Thanks to this, we can reduce the state_dict even for a int8 model.
Class QFakeStub
has 2 states: observe == True
or observe == False
.
When True
it just observes min/max values of tensors and calculate
qparams (scale and zero point) for 2, 4, 8 and 16 bits.
When False
it quant and then dequant tensor with corresponding quantization.
LBLinear
is functionally nn.Linear module for low-bits,
it also can contain weights in quantized form as ConvRelu.
LBObserver
is used to quantized weights of convolutions, e.g. quantize per channel, and tensors.
Quantization that do quant
is implemented in a naïve way, in the future it is worth trying to implement more
advanced schemes.
The quantization pipeline itself is implemented in src/quant_lb.py
.
So let's understand step by step how quantization (in this package) works.
- Firstly, we initialise model that we are going to quantize and model with pretrained weights.

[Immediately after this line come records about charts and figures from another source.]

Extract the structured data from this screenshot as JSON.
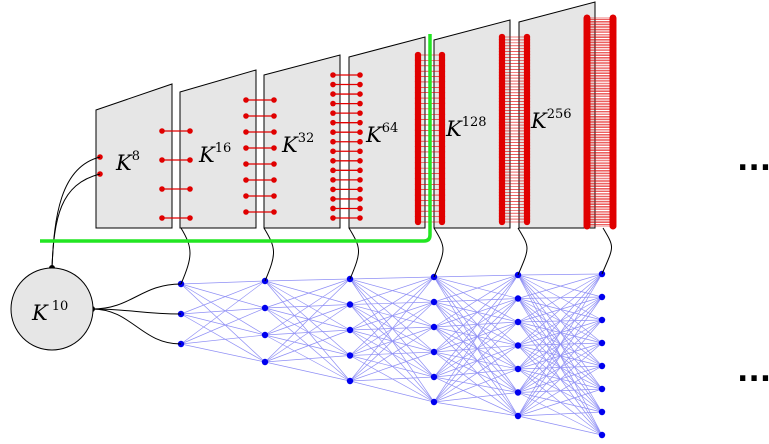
{
  "panels": [
    {
      "base": "K",
      "exp": "8",
      "pairs": 2,
      "pair_shape": "single"
    },
    {
      "base": "K",
      "exp": "16",
      "pairs": 4,
      "pair_shape": "ladder"
    },
    {
      "base": "K",
      "exp": "32",
      "pairs": 8,
      "pair_shape": "ladder"
    },
    {
      "base": "K",
      "exp": "64",
      "pairs": 16,
      "pair_shape": "ladder"
    },
    {
      "base": "K",
      "exp": "128",
      "pairs": 32,
      "pair_shape": "ladder"
    },
    {
      "base": "K",
      "exp": "256",
      "pairs": 64,
      "pair_shape": "ladder"
    },
    {
      "base": "",
      "exp": "",
      "pairs": 128,
      "pair_shape": "ladder"
    }
  ],
  "input_node": {
    "base": "K",
    "exp": "10"
  },
  "network_layers": [
    3,
    4,
    5,
    6,
    7,
    8
  ],
  "ellipsis": "..."
}
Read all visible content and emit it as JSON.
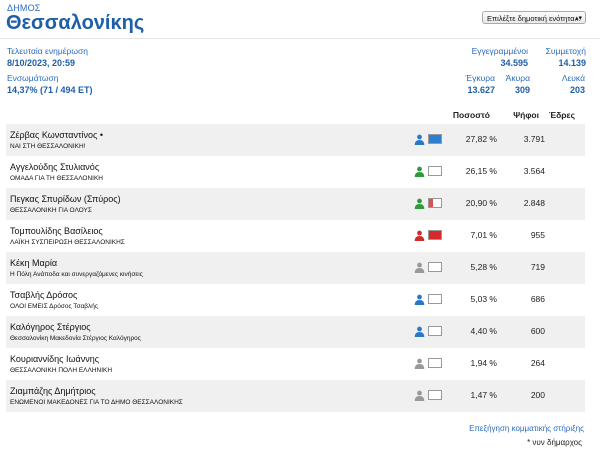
{
  "header": {
    "label": "ΔΗΜΟΣ",
    "name": "Θεσσαλονίκης",
    "select_label": "Επιλέξτε δημοτική ενότητα..."
  },
  "stats": {
    "last_update_label": "Τελευταία ενημέρωση",
    "last_update_value": "8/10/2023, 20:59",
    "integration_label": "Ενσωμάτωση",
    "integration_value": "14,37% (71 / 494 ΕΤ)",
    "registered_label": "Εγγεγραμμένοι",
    "registered_value": "34.595",
    "turnout_label": "Συμμετοχή",
    "turnout_value": "14.139",
    "valid_label": "Έγκυρα",
    "valid_value": "13.627",
    "invalid_label": "Άκυρα",
    "invalid_value": "309",
    "blank_label": "Λευκά",
    "blank_value": "203"
  },
  "table": {
    "headers": {
      "percent": "Ποσοστό",
      "votes": "Ψήφοι",
      "seats": "Έδρες"
    },
    "rows": [
      {
        "name": "Ζέρβας Κωνσταντίνος •",
        "party": "ΝΑΙ ΣΤΗ ΘΕΣΣΑΛΟΝΙΚΗ!",
        "percent": "27,82 %",
        "votes": "3.791",
        "person_color": "#2a77c9",
        "fill_color": "#2f7fd0",
        "fill_fraction": 1.0
      },
      {
        "name": "Αγγελούδης Στυλιανός",
        "party": "ΟΜΑΔΑ ΓΙΑ ΤΗ ΘΕΣΣΑΛΟΝΙΚΗ",
        "percent": "26,15 %",
        "votes": "3.564",
        "person_color": "#2e9a3a",
        "fill_color": "#ffffff",
        "fill_fraction": 0
      },
      {
        "name": "Πεγκας Σπυρίδων (Σπύρος)",
        "party": "ΘΕΣΣΑΛΟΝΙΚΗ ΓΙΑ ΟΛΟΥΣ",
        "percent": "20,90 %",
        "votes": "2.848",
        "person_color": "#2e9a3a",
        "fill_color": "#d9534f",
        "fill_fraction": 0.3
      },
      {
        "name": "Τομπουλίδης Βασίλειος",
        "party": "ΛΑΪΚΗ ΣΥΣΠΕΙΡΩΣΗ ΘΕΣΣΑΛΟΝΙΚΗΣ",
        "percent": "7,01 %",
        "votes": "955",
        "person_color": "#d52a2a",
        "fill_color": "#d52a2a",
        "fill_fraction": 1.0
      },
      {
        "name": "Κέκη Μαρία",
        "party": "Η Πόλη Ανάποδα και συνεργαζόμενες κινήσεις",
        "percent": "5,28 %",
        "votes": "719",
        "person_color": "#999999",
        "fill_color": "#ffffff",
        "fill_fraction": 0
      },
      {
        "name": "Τσαβλής Δρόσος",
        "party": "ΟΛΟΙ ΕΜΕΙΣ Δρόσος Τσαβλής",
        "percent": "5,03 %",
        "votes": "686",
        "person_color": "#2a77c9",
        "fill_color": "#ffffff",
        "fill_fraction": 0
      },
      {
        "name": "Καλόγηρος Στέργιος",
        "party": "Θεσσαλονίκη Μακεδονία Στέργιος Καλόγηρος",
        "percent": "4,40 %",
        "votes": "600",
        "person_color": "#2a77c9",
        "fill_color": "#ffffff",
        "fill_fraction": 0
      },
      {
        "name": "Κουριαννίδης Ιωάννης",
        "party": "ΘΕΣΣΑΛΟΝΙΚΗ ΠΟΛΗ ΕΛΛΗΝΙΚΗ",
        "percent": "1,94 %",
        "votes": "264",
        "person_color": "#999999",
        "fill_color": "#ffffff",
        "fill_fraction": 0
      },
      {
        "name": "Ζιαμπάζης Δημήτριος",
        "party": "ΕΝΩΜΕΝΟΙ ΜΑΚΕΔΟΝΕΣ ΓΙΑ ΤΟ ΔΗΜΟ ΘΕΣΣΑΛΟΝΙΚΗΣ",
        "percent": "1,47 %",
        "votes": "200",
        "person_color": "#999999",
        "fill_color": "#ffffff",
        "fill_fraction": 0
      }
    ]
  },
  "footer": {
    "link": "Επεξήγηση κομματικής στήριξης",
    "note": "* νυν δήμαρχος"
  }
}
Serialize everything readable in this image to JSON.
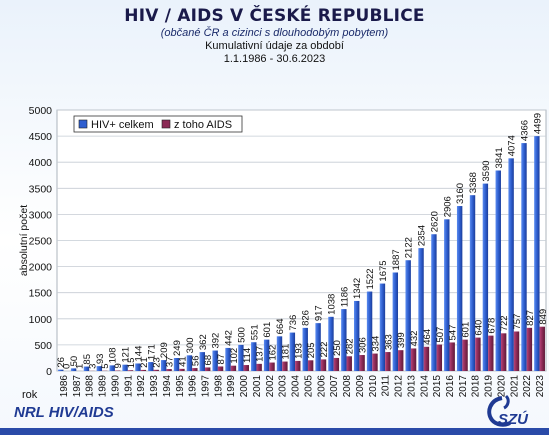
{
  "header": {
    "title": "HIV / AIDS V ČESKÉ REPUBLICE",
    "subtitle": "(občané ČR a cizinci s dlouhodobým pobytem)",
    "line3": "Kumulativní údaje za období",
    "line4": "1.1.1986 - 30.6.2023"
  },
  "footer": {
    "left": "NRL HIV/AIDS",
    "logo_text": "SZÚ"
  },
  "chart_data": {
    "type": "bar",
    "ylabel": "absolutní počet",
    "xlabel": "rok",
    "ylim": [
      0,
      5000
    ],
    "yticks": [
      0,
      500,
      1000,
      1500,
      2000,
      2500,
      3000,
      3500,
      4000,
      4500,
      5000
    ],
    "grid": true,
    "legend_position": "top-left",
    "categories": [
      "1986",
      "1987",
      "1988",
      "1989",
      "1990",
      "1991",
      "1992",
      "1993",
      "1994",
      "1995",
      "1996",
      "1997",
      "1998",
      "1999",
      "2000",
      "2001",
      "2002",
      "2003",
      "2004",
      "2005",
      "2006",
      "2007",
      "2008",
      "2009",
      "2010",
      "2011",
      "2012",
      "2013",
      "2014",
      "2015",
      "2016",
      "2017",
      "2018",
      "2019",
      "2020",
      "2021",
      "2022",
      "2023"
    ],
    "series": [
      {
        "name": "HIV+ celkem",
        "color": "#2f5fd0",
        "values": [
          26,
          50,
          85,
          93,
          108,
          121,
          144,
          171,
          209,
          249,
          300,
          362,
          392,
          442,
          500,
          551,
          601,
          664,
          736,
          826,
          917,
          1038,
          1186,
          1342,
          1522,
          1675,
          1887,
          2122,
          2354,
          2620,
          2906,
          3160,
          3368,
          3590,
          3841,
          4074,
          4366,
          4499
        ]
      },
      {
        "name": "z toho AIDS",
        "color": "#8b2a55",
        "values": [
          0,
          1,
          3,
          5,
          9,
          15,
          21,
          23,
          37,
          41,
          56,
          68,
          87,
          102,
          114,
          137,
          162,
          181,
          193,
          205,
          222,
          250,
          282,
          306,
          334,
          363,
          399,
          432,
          464,
          507,
          547,
          601,
          640,
          678,
          722,
          757,
          827,
          849
        ]
      }
    ]
  }
}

- Secondly, we fold (or fuse) model with pretrained weights and copy this weights to the other model
- Then we fit model on several train batches so that Fake Observers could collect some statistics
- Fourth, we quantize model.
During this step we transfer observers to "fake quant" state,
quantize model weights and save them to the state dict,
dequantize model weights for inference (since we don't have low-bit GEMM framework).
It should be noted that we do not save dequantized weights to state dict.
Therefore, the
state_dict
of int2x4 model can be up to 4 times smaller than that of int8. - And finally we evaluate metrics of resulting model.
The result are presented in the table below. Precision, recall, f1 are presented as macro. They also can be calculated as micro and weighted.
metrics\n bits | 2 | 4 | 8 | 16 |
---|---|---|---|---|
Accuracy | 0.1303 | 0.8600 | 0.9156 | 0.9153 |
Precision | 0.1396 | 0.8695 | 0.9167 | 0.9166 |
Recall | 0.1303 | 0.8600 | 0.9156 | 0.9153 |
F1 | 0.1176 | 0.8616 | 0.9159 | 0.9156 |
As we see the table, the quality has dropped significantly on 2 bits. Most likely this is due to the not the best way of quantizing the weights.
A continuation of this research may be the search of optimal quantization for 1/2/4 bit networks or for example development of the use of XNOR approaches for network quantization.